I'm not sure what else to do now. I've also included config.php into the function script file at the start, but that also does not help.

Any help appreciated.

Rob

Posted: Tue Aug 23, 2005 10:37 pm
by robster
actually, it turns out, sticking the include "config.php"; line INTO the actual function did the trick, it now sees the name of the database. The function is still not working, but I'll work through it a bit more to see what that is before asking any more questions.

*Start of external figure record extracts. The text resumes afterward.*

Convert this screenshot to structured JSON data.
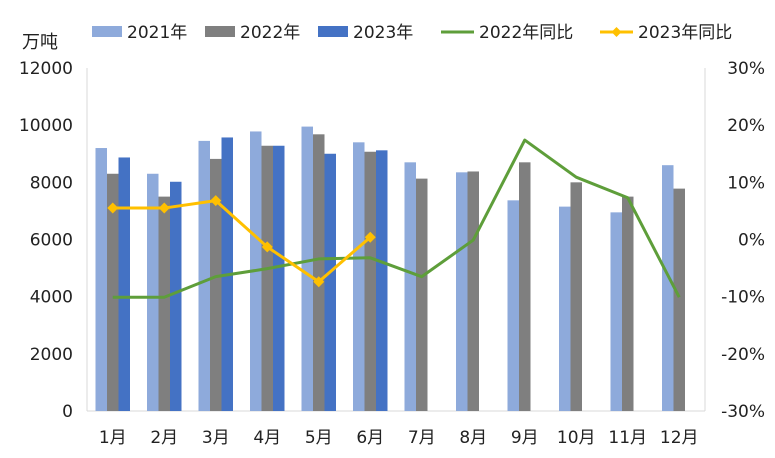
{
  "chart_data": {
    "type": "bar",
    "y_unit": "万吨",
    "categories": [
      "1月",
      "2月",
      "3月",
      "4月",
      "5月",
      "6月",
      "7月",
      "8月",
      "9月",
      "10月",
      "11月",
      "12月"
    ],
    "series": [
      {
        "name": "2021年",
        "kind": "bar",
        "axis": "left",
        "color": "#8eaadb",
        "values": [
          9200,
          8300,
          9450,
          9780,
          9950,
          9400,
          8700,
          8350,
          7370,
          7150,
          6950,
          8600
        ]
      },
      {
        "name": "2022年",
        "kind": "bar",
        "axis": "left",
        "color": "#7f7f7f",
        "values": [
          8300,
          7500,
          8820,
          9280,
          9680,
          9070,
          8130,
          8380,
          8700,
          8000,
          7500,
          7780
        ]
      },
      {
        "name": "2023年",
        "kind": "bar",
        "axis": "left",
        "color": "#4472c4",
        "values": [
          8870,
          8020,
          9570,
          9280,
          9000,
          9120,
          null,
          null,
          null,
          null,
          null,
          null
        ]
      },
      {
        "name": "2022年同比",
        "kind": "line",
        "axis": "right",
        "color": "#5e9e3a",
        "values": [
          -10.1,
          -10.1,
          -6.5,
          -5.1,
          -3.4,
          -3.2,
          -6.5,
          -0.1,
          17.4,
          10.9,
          7.3,
          -10.1
        ]
      },
      {
        "name": "2023年同比",
        "kind": "line",
        "axis": "right",
        "color": "#ffc000",
        "marker": "diamond",
        "values": [
          5.5,
          5.5,
          6.8,
          -1.3,
          -7.4,
          0.4,
          null,
          null,
          null,
          null,
          null,
          null
        ]
      }
    ],
    "y_left": {
      "min": 0,
      "max": 12000,
      "ticks": [
        "0",
        "2000",
        "4000",
        "6000",
        "8000",
        "10000",
        "12000"
      ]
    },
    "y_right": {
      "min": -30,
      "max": 30,
      "ticks": [
        "-30%",
        "-20%",
        "-10%",
        "0%",
        "10%",
        "20%",
        "30%"
      ]
    },
    "legend_position": "top",
    "grid": false
  }
}
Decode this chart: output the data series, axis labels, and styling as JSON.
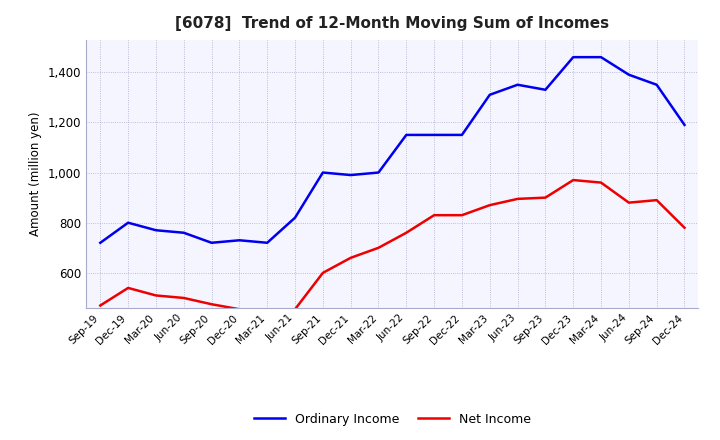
{
  "title": "[6078]  Trend of 12-Month Moving Sum of Incomes",
  "ylabel": "Amount (million yen)",
  "ylim": [
    460,
    1530
  ],
  "yticks": [
    600,
    800,
    1000,
    1200,
    1400
  ],
  "background_color": "#ffffff",
  "plot_bg_color": "#f5f5ff",
  "grid_color": "#aaaacc",
  "line_ordinary_color": "#0000ee",
  "line_net_color": "#ee0000",
  "legend_labels": [
    "Ordinary Income",
    "Net Income"
  ],
  "x_labels": [
    "Sep-19",
    "Dec-19",
    "Mar-20",
    "Jun-20",
    "Sep-20",
    "Dec-20",
    "Mar-21",
    "Jun-21",
    "Sep-21",
    "Dec-21",
    "Mar-22",
    "Jun-22",
    "Sep-22",
    "Dec-22",
    "Mar-23",
    "Jun-23",
    "Sep-23",
    "Dec-23",
    "Mar-24",
    "Jun-24",
    "Sep-24",
    "Dec-24"
  ],
  "ordinary_income": [
    720,
    800,
    770,
    760,
    720,
    730,
    720,
    820,
    1000,
    990,
    1000,
    1150,
    1150,
    1150,
    1310,
    1350,
    1330,
    1460,
    1460,
    1390,
    1350,
    1190
  ],
  "net_income": [
    470,
    540,
    510,
    500,
    475,
    455,
    455,
    455,
    600,
    660,
    700,
    760,
    830,
    830,
    870,
    895,
    900,
    970,
    960,
    880,
    890,
    780
  ]
}
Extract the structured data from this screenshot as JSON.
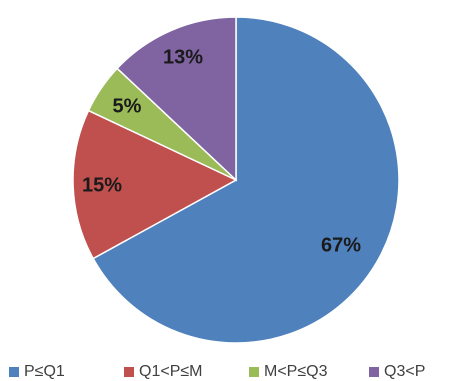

Posted: Tue Aug 23, 2005 10:57 pm
by robster
Nope, still REALLY stuck.

This is what I have now, considering that $dbname can now be seen by the function and the call to the database works (it works outside of the function so I presume it works inside it):

Code: Select all

function findtown( $city_closest )
	{
		include "config.php";
		
   		mysql_select_db($dbname);
		$sql = "SELECT * FROM towns WHERE id = $city_closest";
		$content = mysql_query($sql);
		$Xcontent = mysql_fetch_array($content);	
	
			$town_id = $Xcontent["id"];
			$town_name = $Xcontent["town"];
			$town_state = $Xcontent["state"];
			$town_popularity = $Xcontent["popularity"];
			
			global $town_name;
			
			return ($town_name);  //turn this into an array of all the results
	}
I am trying to call the function like so:

Code: Select all

$town = findtown($city_closest);

Posted: Tue Aug 23, 2005 11:17 pm
by andre_c
try this:

Code: Select all

<?
include "config.php";

function findtown( $city_closest )
{
  global $dbname;
  mysql_select_db($dbname);
  $sql = "SELECT * FROM towns WHERE id = '$city_closest'";  
  $content = mysql_query($sql);
  $Xcontent = mysql_fetch_array($content);	
	
  $town = array();
  $town['id'] = $Xcontent["id"];
  $town['name'] = $Xcontent["town"];
  $town['state'] = $Xcontent["state"];
  $town['popularity'] = $Xcontent["popularity"];
  return ($town);
}

$town_array = findtown($city_closest);
?>

Posted: Tue Aug 23, 2005 11:41 pm
by robster
That worked an absolute TREAT!

It all makes so much sense now also. Thank you so much, I'm off now to re-write all that mysql gaff that's messing up my scripts into nice neat functions.

Production speed, here I come!

Thanks again everyone :)


Rob